Months after the September 11, 2001 terrorist attacks, the United States invaded Afghanistan and sent hundreds of so-called enemy combatants to a sprawling detention facility at Guantanamo Bay, Cuba. Among them were 22 Uighurs - Muslims from western China accused by Beijing of employing terrorism to achieve separatist aims.
How the Uighurs ended up in Guantanamo
Although no official accounting of the Uighurs' path to Guantanamo has been released, they are widely believed to have left China for Afghanistan and Pakistan, and been apprehended by bounty hunters who turned them over to U.S. forces.

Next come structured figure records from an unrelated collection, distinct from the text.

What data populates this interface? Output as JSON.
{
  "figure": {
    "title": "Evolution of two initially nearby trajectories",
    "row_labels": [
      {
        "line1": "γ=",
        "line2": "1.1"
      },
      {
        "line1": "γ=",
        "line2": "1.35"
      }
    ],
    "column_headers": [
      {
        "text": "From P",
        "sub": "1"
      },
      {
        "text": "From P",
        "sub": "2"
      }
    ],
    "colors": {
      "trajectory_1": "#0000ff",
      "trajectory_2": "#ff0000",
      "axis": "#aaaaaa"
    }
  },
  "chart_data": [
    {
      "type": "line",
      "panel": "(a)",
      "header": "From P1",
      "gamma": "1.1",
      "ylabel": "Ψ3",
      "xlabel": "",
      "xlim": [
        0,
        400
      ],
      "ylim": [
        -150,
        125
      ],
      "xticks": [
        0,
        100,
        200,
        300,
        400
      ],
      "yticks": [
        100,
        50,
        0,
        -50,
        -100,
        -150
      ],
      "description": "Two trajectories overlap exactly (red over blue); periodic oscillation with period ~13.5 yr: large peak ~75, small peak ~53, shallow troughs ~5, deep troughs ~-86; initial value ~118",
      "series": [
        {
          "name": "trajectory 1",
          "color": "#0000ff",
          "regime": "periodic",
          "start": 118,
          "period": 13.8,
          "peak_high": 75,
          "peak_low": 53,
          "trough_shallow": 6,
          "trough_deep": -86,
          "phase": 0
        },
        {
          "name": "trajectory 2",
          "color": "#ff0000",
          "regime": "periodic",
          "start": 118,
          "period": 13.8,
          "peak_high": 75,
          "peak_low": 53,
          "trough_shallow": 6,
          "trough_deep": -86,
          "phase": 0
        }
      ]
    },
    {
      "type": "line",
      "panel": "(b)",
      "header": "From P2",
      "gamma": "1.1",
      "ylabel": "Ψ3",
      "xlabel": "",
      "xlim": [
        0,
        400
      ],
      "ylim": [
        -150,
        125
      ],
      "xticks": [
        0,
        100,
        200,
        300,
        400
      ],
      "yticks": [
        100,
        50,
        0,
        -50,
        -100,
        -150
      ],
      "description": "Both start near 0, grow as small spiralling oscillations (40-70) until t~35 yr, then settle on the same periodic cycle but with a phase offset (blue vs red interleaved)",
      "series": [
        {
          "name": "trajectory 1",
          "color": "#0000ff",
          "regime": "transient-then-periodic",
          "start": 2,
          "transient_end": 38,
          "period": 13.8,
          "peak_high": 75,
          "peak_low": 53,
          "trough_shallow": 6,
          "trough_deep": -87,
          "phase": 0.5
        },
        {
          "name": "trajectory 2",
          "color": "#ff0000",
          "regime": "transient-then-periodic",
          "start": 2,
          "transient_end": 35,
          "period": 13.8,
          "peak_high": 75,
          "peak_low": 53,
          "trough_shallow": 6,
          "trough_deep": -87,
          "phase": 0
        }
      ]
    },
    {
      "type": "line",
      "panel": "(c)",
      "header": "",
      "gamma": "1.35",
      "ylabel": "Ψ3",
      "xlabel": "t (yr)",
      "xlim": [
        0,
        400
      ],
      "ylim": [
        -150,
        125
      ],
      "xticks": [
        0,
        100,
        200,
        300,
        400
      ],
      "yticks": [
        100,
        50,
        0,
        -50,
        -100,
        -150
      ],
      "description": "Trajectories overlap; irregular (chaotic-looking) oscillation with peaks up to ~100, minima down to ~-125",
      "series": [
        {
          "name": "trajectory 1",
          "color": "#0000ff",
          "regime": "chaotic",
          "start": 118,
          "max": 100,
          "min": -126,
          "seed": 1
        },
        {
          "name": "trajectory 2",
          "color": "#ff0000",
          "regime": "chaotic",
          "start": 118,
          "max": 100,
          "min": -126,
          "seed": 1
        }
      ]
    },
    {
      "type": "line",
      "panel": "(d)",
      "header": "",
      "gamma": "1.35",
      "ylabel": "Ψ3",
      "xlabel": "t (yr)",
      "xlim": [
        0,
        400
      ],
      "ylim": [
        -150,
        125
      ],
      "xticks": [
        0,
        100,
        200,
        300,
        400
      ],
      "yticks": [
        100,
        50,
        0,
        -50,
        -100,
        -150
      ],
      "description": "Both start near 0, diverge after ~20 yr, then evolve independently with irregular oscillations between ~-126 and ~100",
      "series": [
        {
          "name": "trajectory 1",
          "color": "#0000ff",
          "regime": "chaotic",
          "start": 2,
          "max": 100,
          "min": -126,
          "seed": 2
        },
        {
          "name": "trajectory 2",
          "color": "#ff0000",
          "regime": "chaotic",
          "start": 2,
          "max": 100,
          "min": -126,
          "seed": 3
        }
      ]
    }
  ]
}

In 2006, the Bush administration determined that five Uighur detainees posed little or no threat, and resettled them in Albania. Washington-based Attorney George Clarke represents two of the remaining 17.
"They were held until last September on the basis that they were enemy combatants, and the Bush administration's theory was that they could hold them as enemy combatants, even without charging them," he said. "As of [last] September, that basis has been removed, and the [U.S.] government has conceded that they are not enemy combatants."
Clarke says his clients and other Uighurs he has met at Guantanamo have no violent intentions towards China or any other nation.
"These men are not terrorists. They never trained to be terrorists. They never trained to target civilians to change the political machinery of China, said Clarke. "That is just completely wrong."
Conflicting opinions about their terrorist links
Charles Stimson, who served as U.S. Deputy Secretary of Defense for Detainee Affairs from 2004 to 2007, disputes any characterization of the Guantanamo Uighurs as innocent refugees.
"They were leaving western China to seek out terrorist training," said Stimson. "They are on the State Department's terrorist training list under the Obama administration and the Bush administration. They are there for a reason."
This view is shared by China, which has demanded their repatriation.
"We have repeatedly and clearly expressed our position," said Chinese Foreign Ministry spokesman Qin Gang. "We require the U.S. to return those terrorist suspects to China as soon as possible."
The United States has refused to do so, believing the Uighurs would face torture and persecution if sent to China. So where should they go if and when they are released from Guantanamo?
Attorney George Clarke says scores of nations have turned down U.S. requests to take the Uighurs, fearing reprisals from Beijing.
"The Chinese have put a lot of pressure on other countries not to take the Uighurs. My view is: the United States has to take some or all of these men," he said. "Why would another country step forward and ruin its relationship with China if the United States is not willing to do the same thing? If the United States is not willing to stand up to China, why would another country stand up to China?"
Uighurs never charged for ill-intentions toward U.S.
The detainee camp at Guantanamo was established to hold enemy combatants and terrorists who target the United States, not China. Whatever their intentions towards China, the Guantanamo Uighurs have never been accused of plotting against America.
Charles Stimson says many factors have to be weighed to release them into the United States, from U.S.-Chinese relations to domestic security concerns, including the possibility of an attack on Chinese interests within the United States.
"If the Obama administration thought that they were no threat whatsoever, they would have already released them into the United States," said Stimson. "The reason they are taking their time, is because they are seeing the same classified intelligence that I have seen, and they are being cautious."
President Obama says the Guantanamo detention facility has harmed America's image around the world without making the United States safer from terrorist attack. Roughly 250 detainees remain at Guantanamo, less than half the number held a few years ago.